08 maio 2010

SOB O SERENO FRIO DO BOQUEIRÃO

Penhasco no boqueirão da Fonte Grande, em 1985.
Molambo! Um molambo pintado de ilusões, foi o que imaginei sentado à beira do penhasco com uma caneca de café entre as mãos. Essa é a cena matutina de quem passou a noite sob o sereno frio do boqueirão, cá no mais remoto da serra. A caneca esquentando as mãos e o café aquecendo o tumulto de pensamentos que não se coadunam. Essa gente da Serra Azul é mesmo um caso sério. Não sei se choro diante da insignificância real ou se rio da megalomania disforme.  Um molambo de fogão daqueles bem fedido, é isso que vislumbro! Um farrapo daqueles de limpar mesa de boteco tirando onda de lenço de odalisca. 
Como a vida pode se resumir a um teatrinho emocional de algumas dezenas de panacas encravados no pé de uma serra?
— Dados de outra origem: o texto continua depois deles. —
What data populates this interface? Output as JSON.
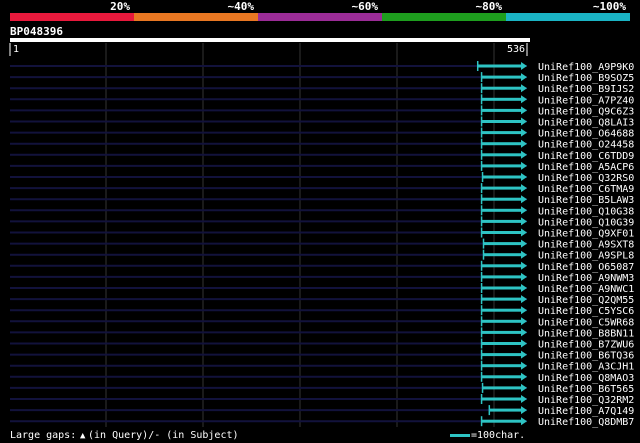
{
  "query_id": "BP048396",
  "scale": {
    "labels": [
      "20%",
      "~40%",
      "~60%",
      "~80%",
      "~100%"
    ],
    "colors": [
      "#e8193c",
      "#e87722",
      "#9b2c97",
      "#1e9e1e",
      "#1ab3c4"
    ]
  },
  "ruler": {
    "start_label": "1",
    "end_label": "536"
  },
  "footer": {
    "gaps_prefix": "Large gaps:",
    "gaps_text": "(in Query)/- (in Subject)",
    "legend_text": "=100char."
  },
  "colors": {
    "background": "#000000",
    "guide": "#12123c",
    "hit": "#2ec4c4",
    "grid": "#333333"
  },
  "chart_data": {
    "type": "alignment",
    "query_length": 536,
    "xlim": [
      1,
      536
    ],
    "series": [
      {
        "name": "UniRef100_A9P9K0",
        "start": 485,
        "end": 536
      },
      {
        "name": "UniRef100_B9SOZ5",
        "start": 489,
        "end": 536
      },
      {
        "name": "UniRef100_B9IJS2",
        "start": 489,
        "end": 536
      },
      {
        "name": "UniRef100_A7PZ40",
        "start": 489,
        "end": 536
      },
      {
        "name": "UniRef100_Q9C6Z3",
        "start": 489,
        "end": 536
      },
      {
        "name": "UniRef100_Q8LAI3",
        "start": 489,
        "end": 536
      },
      {
        "name": "UniRef100_O64688",
        "start": 489,
        "end": 536
      },
      {
        "name": "UniRef100_O24458",
        "start": 489,
        "end": 536
      },
      {
        "name": "UniRef100_C6TDD9",
        "start": 489,
        "end": 536
      },
      {
        "name": "UniRef100_A5ACP6",
        "start": 489,
        "end": 536
      },
      {
        "name": "UniRef100_Q32RS0",
        "start": 490,
        "end": 536
      },
      {
        "name": "UniRef100_C6TMA9",
        "start": 489,
        "end": 536
      },
      {
        "name": "UniRef100_B5LAW3",
        "start": 489,
        "end": 536
      },
      {
        "name": "UniRef100_Q10G38",
        "start": 489,
        "end": 536
      },
      {
        "name": "UniRef100_Q10G39",
        "start": 489,
        "end": 536
      },
      {
        "name": "UniRef100_Q9XF01",
        "start": 489,
        "end": 536
      },
      {
        "name": "UniRef100_A9SXT8",
        "start": 491,
        "end": 536
      },
      {
        "name": "UniRef100_A9SPL8",
        "start": 491,
        "end": 536
      },
      {
        "name": "UniRef100_O65087",
        "start": 489,
        "end": 536
      },
      {
        "name": "UniRef100_A9NWM3",
        "start": 489,
        "end": 536
      },
      {
        "name": "UniRef100_A9NWC1",
        "start": 489,
        "end": 536
      },
      {
        "name": "UniRef100_Q2QM55",
        "start": 489,
        "end": 536
      },
      {
        "name": "UniRef100_C5YSC6",
        "start": 489,
        "end": 536
      },
      {
        "name": "UniRef100_C5WR68",
        "start": 489,
        "end": 536
      },
      {
        "name": "UniRef100_B8BN11",
        "start": 489,
        "end": 536
      },
      {
        "name": "UniRef100_B7ZWU6",
        "start": 489,
        "end": 536
      },
      {
        "name": "UniRef100_B6TQ36",
        "start": 489,
        "end": 536
      },
      {
        "name": "UniRef100_A3CJH1",
        "start": 489,
        "end": 536
      },
      {
        "name": "UniRef100_Q8MAO3",
        "start": 489,
        "end": 536
      },
      {
        "name": "UniRef100_B6T565",
        "start": 490,
        "end": 536
      },
      {
        "name": "UniRef100_Q32RM2",
        "start": 489,
        "end": 536
      },
      {
        "name": "UniRef100_A7Q149",
        "start": 497,
        "end": 536
      },
      {
        "name": "UniRef100_Q8DMB7",
        "start": 489,
        "end": 536
      }
    ]
  }
}
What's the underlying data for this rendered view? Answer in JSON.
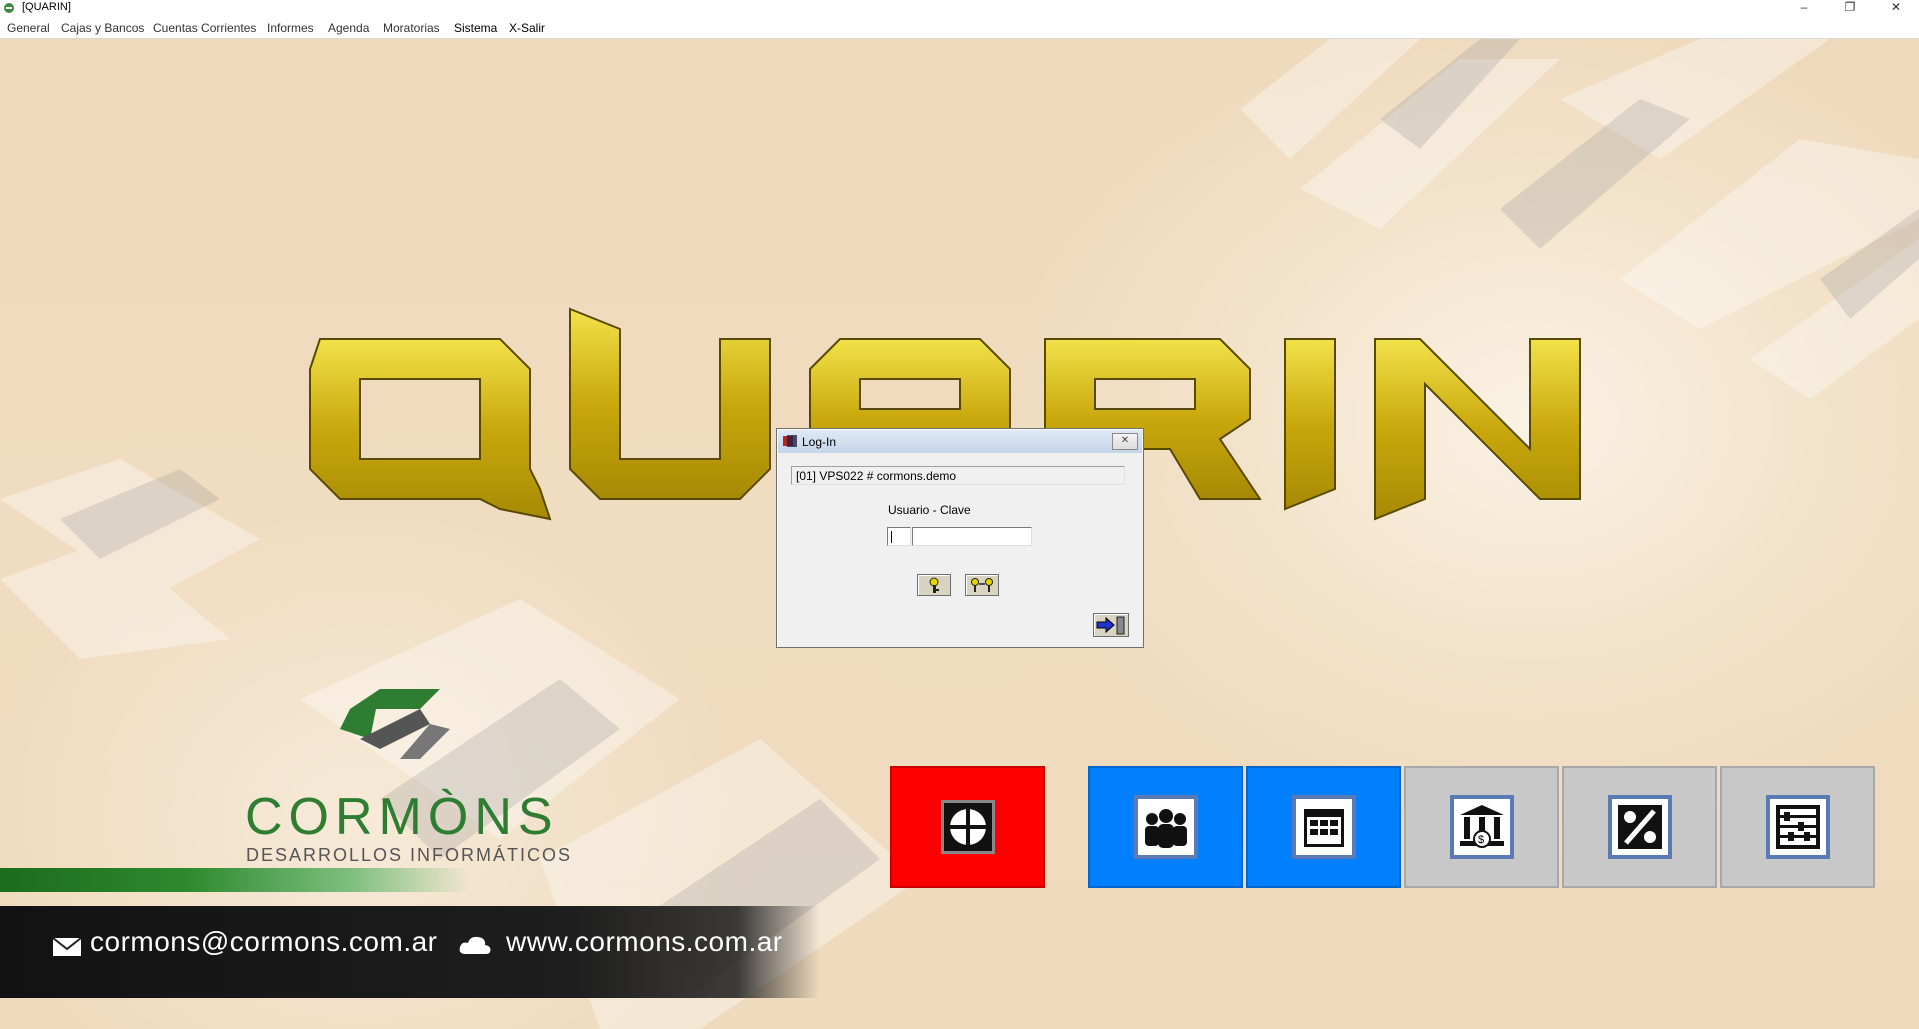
{
  "window": {
    "title": "[QUARIN]",
    "minimize_label": "–",
    "restore_label": "❐",
    "close_label": "✕"
  },
  "menu": [
    {
      "label": "General"
    },
    {
      "label": "Cajas y Bancos"
    },
    {
      "label": "Cuentas Corrientes"
    },
    {
      "label": "Informes"
    },
    {
      "label": "Agenda"
    },
    {
      "label": "Moratorias"
    },
    {
      "label": "Sistema"
    },
    {
      "label": "X-Salir"
    }
  ],
  "login": {
    "title": "Log-In",
    "database": "[01] VPS022 # cormons.demo",
    "user_label": "Usuario - Clave",
    "user_value": "",
    "password_value": ""
  },
  "branding": {
    "app_logo_text": "QUARIN",
    "company_logo_text": "CORMÒNS",
    "company_tagline": "DESARROLLOS INFORMÁTICOS",
    "email": "cormons@cormons.com.ar",
    "website": "www.cormons.com.ar"
  },
  "tiles": [
    {
      "icon": "crosshair-icon",
      "color": "#ff0000"
    },
    {
      "icon": "people-icon",
      "color": "#0080ff"
    },
    {
      "icon": "calendar-icon",
      "color": "#0080ff"
    },
    {
      "icon": "bank-icon",
      "color": "#c8c8c8"
    },
    {
      "icon": "percent-icon",
      "color": "#c8c8c8"
    },
    {
      "icon": "abacus-icon",
      "color": "#c8c8c8"
    }
  ]
}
Como pode o pensamento não ultrapassar a cerca da vulgaridade, da ânsia diminuta de ser sem ser? O que dizer da imensidão da vida para quem o mundo não transpõe os mexericos da Rua Grande? Para quem nutre mitos menores do que a própria existência? E eu que já fui alegre quando  não sabia desse comércio da fantasia, dessa indústria primitiva da farsa: mitos de banca de camelô são mais sadios, pois já sabemos de suas fragilidades e de seus defeitos. Mas venci tudo isso, como num rito de passagem, e hoje nada me dá mais alegria do que saber a verdade, do que olhar e enxergar a encenação grosseira.
Aqui a Serra Azul segue com suas farsas, seus mitos de meia tigela. O mito é um nada que é tudo! Diria Fernando Pessoa! E digo mais: é um nada cheio de sangue humano, cheio de sonhos e desejos! É tudo para quem teceu esse saco de referências e o encheu de si e do que o embala. Mas o mito é anêmico quando a humanidade é mesquinha, quando é casca fragmentada de contradições que não venceram o limbo; quando os sonhos não passam de cochilos entre a cozinha e o banheiro. 
O Pé de Serra com seus mitos bola-de-sabão: vazios, sem peso e sem verticalidade. Flutuantes e sem referências que os sustentem. Ai de quem teve o couro espichado para servir de mito a essa gente. Os amadores camelôs de mitos não poupam sacrifícios: tecem Osvaldos que nunca existiram, Vicentes inimagináveis e vão fixando em cada eito de orgulho cultivado os piores espantalhos, as fantasias mais disformes. E vão matando a sua sede de ilusão, e vão saciando a sua vontade de pregar peças e de enganar... E vão enchendo o nada de nada e o tudo vai definhando na pobreza de sempre, no árido da caatinga, no pedregulho e na garrancheira inóspita de toda vida. E não é mais do que isso o que vejo daqui da beira deste precipício, com o sopro frio do amanhecer a dissipar a fumaça quente que evade do café  na caneca que me aquece as mãos. 
Apenas o repentino cheiro misto de  imburana e  caatinga-de-porco distrai o meu pensamento desses sentimentos tristes que me acodem nesta manhã de maio à beira de um penhasco no boqueirão da Serra Azul. E o molambo vai se desfazendo aos poucos em meu interior, como as folhas amareladas do imbuzeiro, lá embaixo, caindo tocadas pela brisa da manhã.  Há braços!